Auch wenn die angesetzte Tinktur vergessen geht und sie länger zieht nimmt sie keinen Schaden. Das wichtigste ist, dass sie nicht direktem Sonnenlicht ausgesetzt ist, weil dieses Inhaltsstoffe zerstören würde: Die Tinktur sollte an einem trockenen, warmen, dunklen Ort ziehen.
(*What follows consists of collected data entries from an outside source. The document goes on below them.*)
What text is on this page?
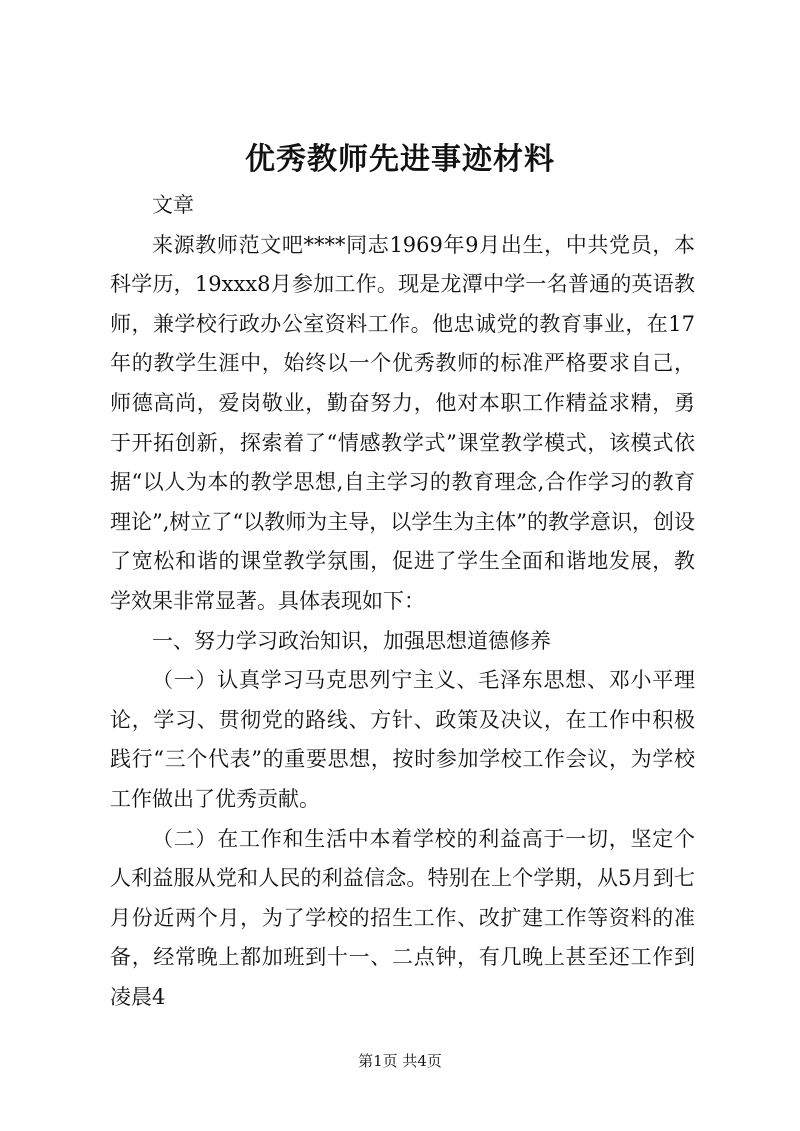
优秀教师先进事迹材料

文章

来源教师范文吧****同志1969年9月出生，中共党员，本科学历，19xxx8月参加工作。现是龙潭中学一名普通的英语教师，兼学校行政办公室资料工作。他忠诚党的教育事业，在17年的教学生涯中，始终以一个优秀教师的标准严格要求自己，师德高尚，爱岗敬业，勤奋努力，他对本职工作精益求精，勇于开拓创新，探索着了“情感教学式”课堂教学模式，该模式依据“以人为本的教学思想,自主学习的教育理念,合作学习的教育理论”,树立了“以教师为主导，以学生为主体”的教学意识，创设了宽松和谐的课堂教学氛围，促进了学生全面和谐地发展，教学效果非常显著。具体表现如下：

一、努力学习政治知识，加强思想道德修养

（一）认真学习马克思列宁主义、毛泽东思想、邓小平理论，学习、贯彻党的路线、方针、政策及决议，在工作中积极践行“三个代表”的重要思想，按时参加学校工作会议，为学校工作做出了优秀贡献。

（二）在工作和生活中本着学校的利益高于一切，坚定个人利益服从党和人民的利益信念。特别在上个学期，从5月到七月份近两个月，为了学校的招生工作、改扩建工作等资料的准备，经常晚上都加班到十一、二点钟，有几晚上甚至还工作到凌晨4

第1页 共4页
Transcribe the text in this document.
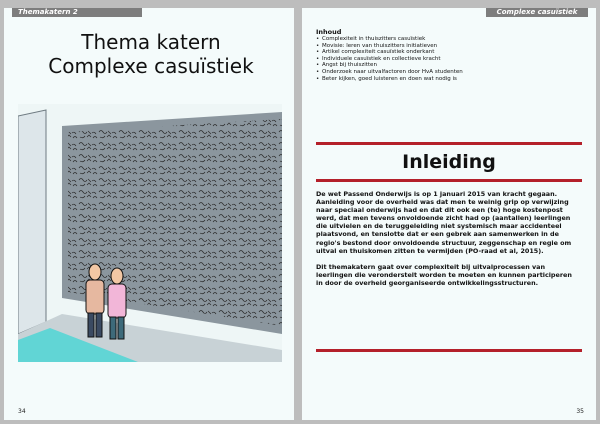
Themakatern 2
Thema katern
Complexe casuïstiek
34
Complexe casuïstiek
Inhoud
• Complexiteit in thuiszitters casuïstiek
• Movisie: leren van thuiszitters initiatieven
• Artikel complexiteit casuïstiek onderkant
• Individuele casuïstiek en collectieve kracht
• Angst bij thuiszitten
• Onderzoek naar uitvalfactoren door HvA studenten
• Beter kijken, goed luisteren en doen wat nodig is
Inleiding

De wet Passend Onderwijs is op 1 januari 2015 van kracht gegaan. Aanleiding voor de overheid was dat men te weinig grip op verwijzing naar speciaal onderwijs had en dat dit ook een (te) hoge kostenpost werd, dat men tevens onvoldoende zicht had op (aantallen) leerlingen die uitvielen en de teruggeleiding niet systemisch maar accidenteel plaatsvond, en tenslotte dat er een gebrek aan samenwerken in de regio's bestond door onvoldoende structuur, zeggenschap en regie om uitval en thuiskomen zitten te vermijden (PO-raad et al, 2015).

Dit themakatern gaat over complexiteit bij uitvalprocessen van leerlingen die veronderstelt worden te moeten en kunnen participeren in door de overheid georganiseerde ontwikkelingsstructuren.

35
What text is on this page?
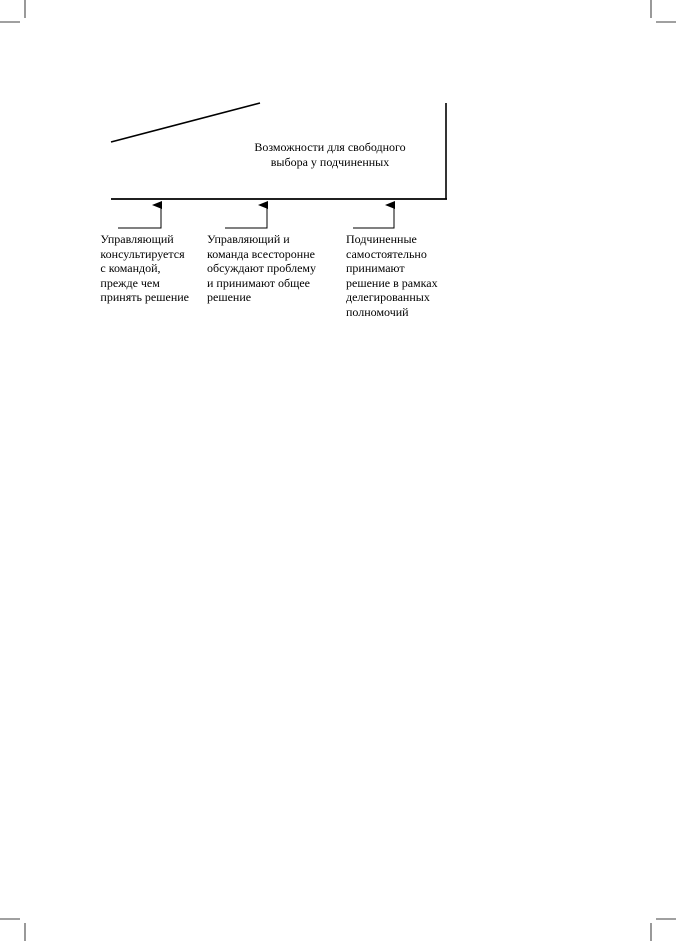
Возможности для свободного
выбора у подчиненных
Управляющий
консультируется
с командой,
прежде чем
принять решение
Управляющий и
команда всесторонне
обсуждают проблему
и принимают общее
решение
Подчиненные
самостоятельно
принимают
решение в рамках
делегированных
полномочий
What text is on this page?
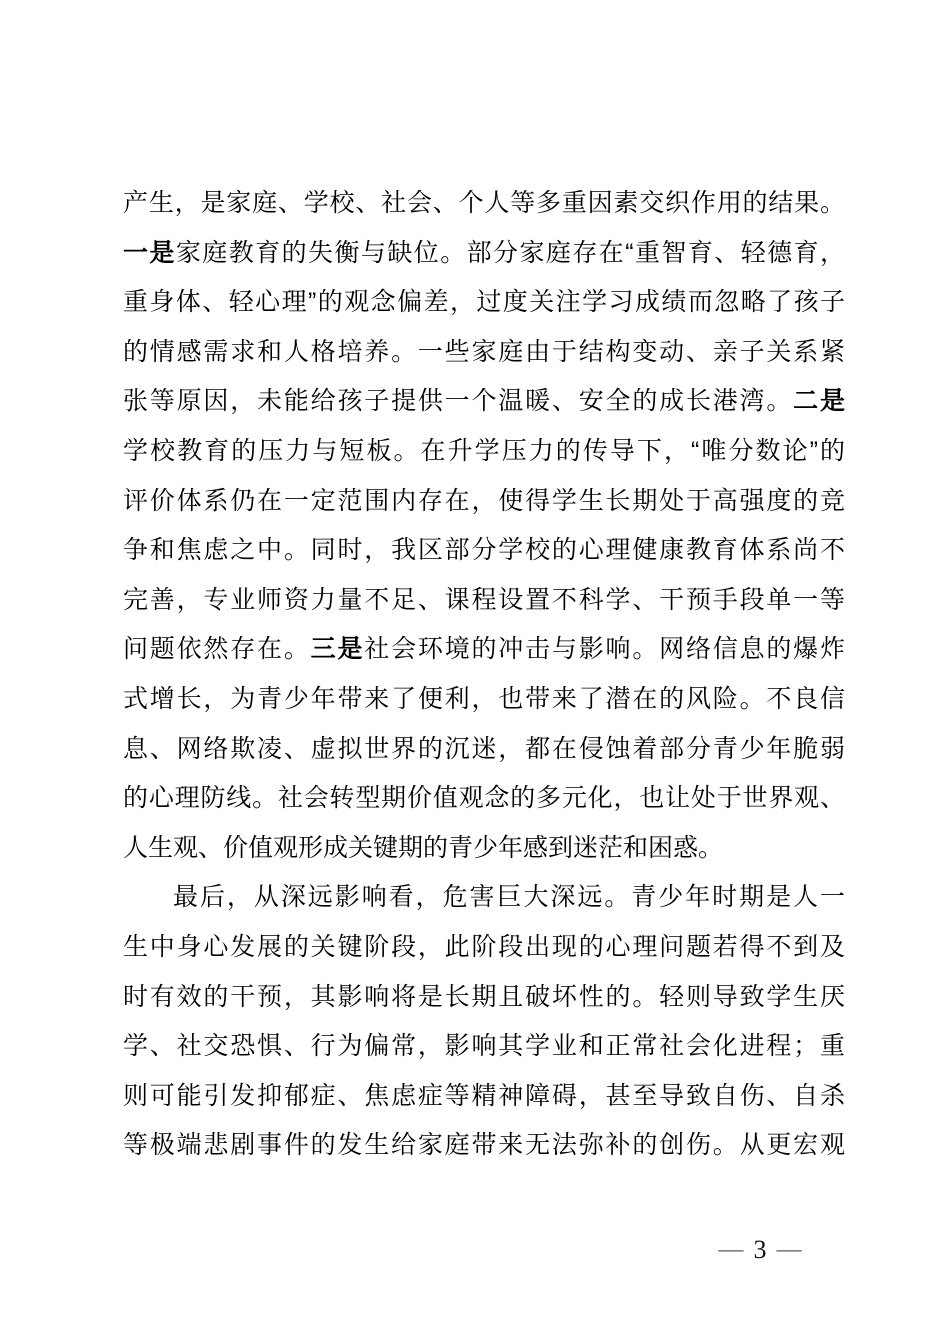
产生，是家庭、学校、社会、个人等多重因素交织作用的结果。
一是家庭教育的失衡与缺位。部分家庭存在“重智育、轻德育，
重身体、轻心理”的观念偏差，过度关注学习成绩而忽略了孩子
的情感需求和人格培养。一些家庭由于结构变动、亲子关系紧
张等原因，未能给孩子提供一个温暖、安全的成长港湾。二是
学校教育的压力与短板。在升学压力的传导下，“唯分数论”的
评价体系仍在一定范围内存在，使得学生长期处于高强度的竞
争和焦虑之中。同时，我区部分学校的心理健康教育体系尚不
完善，专业师资力量不足、课程设置不科学、干预手段单一等
问题依然存在。三是社会环境的冲击与影响。网络信息的爆炸
式增长，为青少年带来了便利，也带来了潜在的风险。不良信
息、网络欺凌、虚拟世界的沉迷，都在侵蚀着部分青少年脆弱
的心理防线。社会转型期价值观念的多元化，也让处于世界观、
人生观、价值观形成关键期的青少年感到迷茫和困惑。
最后，从深远影响看，危害巨大深远。青少年时期是人一
生中身心发展的关键阶段，此阶段出现的心理问题若得不到及
时有效的干预，其影响将是长期且破坏性的。轻则导致学生厌
学、社交恐惧、行为偏常，影响其学业和正常社会化进程；重
则可能引发抑郁症、焦虑症等精神障碍，甚至导致自伤、自杀
等极端悲剧事件的发生给家庭带来无法弥补的创伤。从更宏观
— 3 —
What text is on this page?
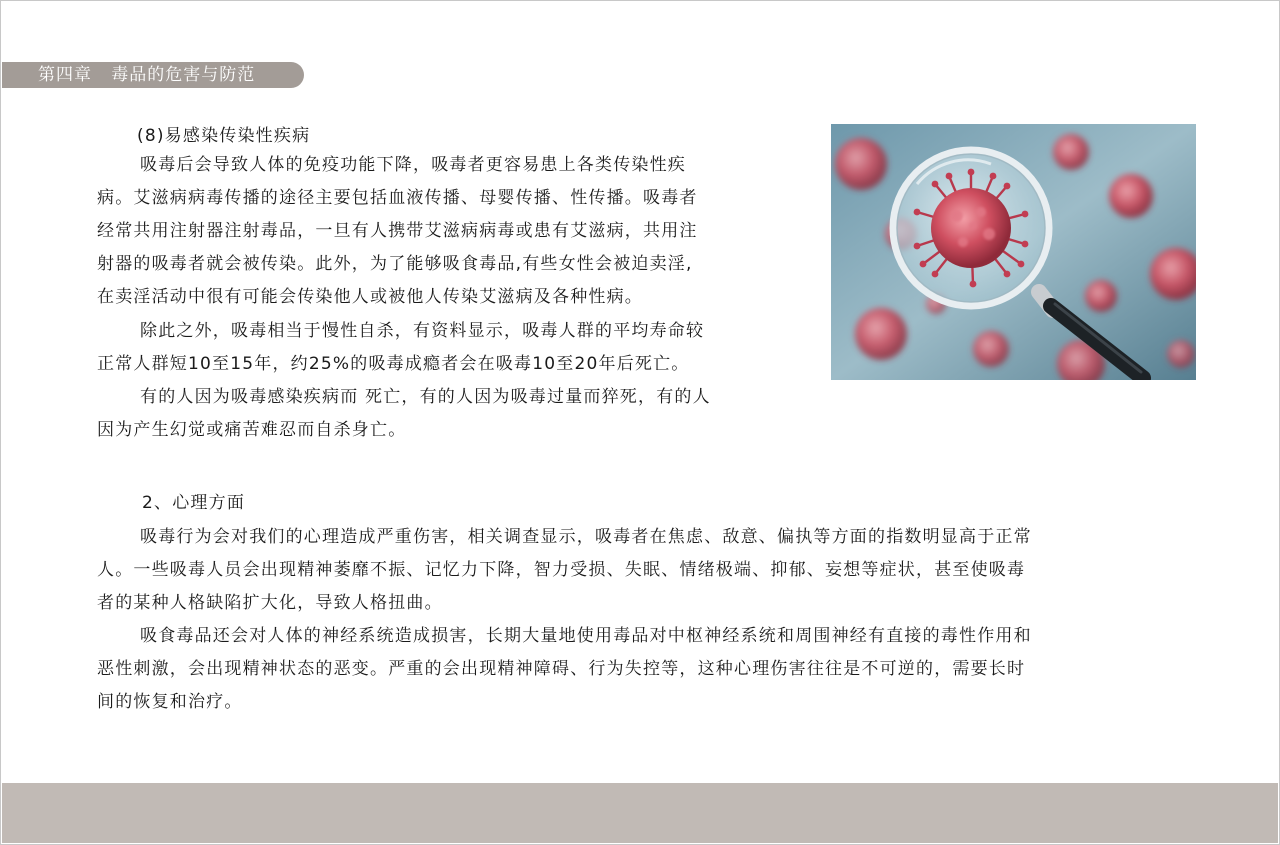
第四章   毒品的危害与防范
(8)易感染传染性疾病
吸毒后会导致人体的免疫功能下降，吸毒者更容易患上各类传染性疾
病。艾滋病病毒传播的途径主要包括血液传播、母婴传播、性传播。吸毒者
经常共用注射器注射毒品，一旦有人携带艾滋病病毒或患有艾滋病，共用注
射器的吸毒者就会被传染。此外，为了能够吸食毒品,有些女性会被迫卖淫,
在卖淫活动中很有可能会传染他人或被他人传染艾滋病及各种性病。
除此之外，吸毒相当于慢性自杀，有资料显示，吸毒人群的平均寿命较
正常人群短10至15年，约25%的吸毒成瘾者会在吸毒10至20年后死亡。
有的人因为吸毒感染疾病而 死亡，有的人因为吸毒过量而猝死，有的人
因为产生幻觉或痛苦难忍而自杀身亡。
2、心理方面
吸毒行为会对我们的心理造成严重伤害，相关调查显示，吸毒者在焦虑、敌意、偏执等方面的指数明显高于正常
人。一些吸毒人员会出现精神萎靡不振、记忆力下降，智力受损、失眠、情绪极端、抑郁、妄想等症状，甚至使吸毒
者的某种人格缺陷扩大化，导致人格扭曲。
吸食毒品还会对人体的神经系统造成损害，长期大量地使用毒品对中枢神经系统和周围神经有直接的毒性作用和
恶性刺激，会出现精神状态的恶变。严重的会出现精神障碍、行为失控等，这种心理伤害往往是不可逆的，需要长时
间的恢复和治疗。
Nach dem ziehen wird die Tinktur abgegossen. Durch ein feines Sieb, ein Tuch odere einen Kaffeefilter können die Pflanzenrückstände weggefiltert werden. Die Tinktur ist nun Fertig und kann in kleine Tropf- oder Pipettenfläschlein abgefüllt werden, am besten aus Braunglas zu verwenden um die Tinktur vor Licht zu schützen.
Alkohol
Der optimale Alkoholgehalt unterscheidet sich je nach Wirkstoff, den man Ausziehen möchte. Da die Bitterstoffe sehr gut in Wasser löslich sind, verwenden wir hier einen eher geringen Alkohol gehalt von 40-50%, das kann ein ganz normaler Vodka sein. Oft werden eher geruchsneutrale Schnäpse verwendet. Noch besser wäre ein Schnaps in Bioqualität.
Behälter
Praktisch sind Behälter mit grossen Öffnungen. Am besten eignen sich sogenannte «Schliffkopf-Gläser» deren Glasdeckel keine Plastikbestandteile aufweisen. Bei Konfitüregläsern kann es sein, dass der Alkohol Bestandteile der Gummidichtung löst. Wenn aber die Tinktur nicht geschüttelt sondern umgerührt wird und den Deckel nicht berührt, können auch Konfitüregläser verwendet werden.
Mörser
Sehr hochwertige Tinkturen können mithilfe eines Mörsers hergestellt
werden. Die Frischen Pflanzenteile werden im Mörser mit Alkohol
übergossen und zu einem Brei verarbeitet. Dieser Brei wird ebenfalls in
einem Glas ziehen gelassen, sollte auch täglich bewegt werden, kann aber
schon nach 10 ‒ 14 Tagen abesiebt, bzw. in einem Tuch ausgepresst
werden.
Auf diese Weise hergestellte Tinkturen können bis zu zwei Drittel niedriger dosiert werden.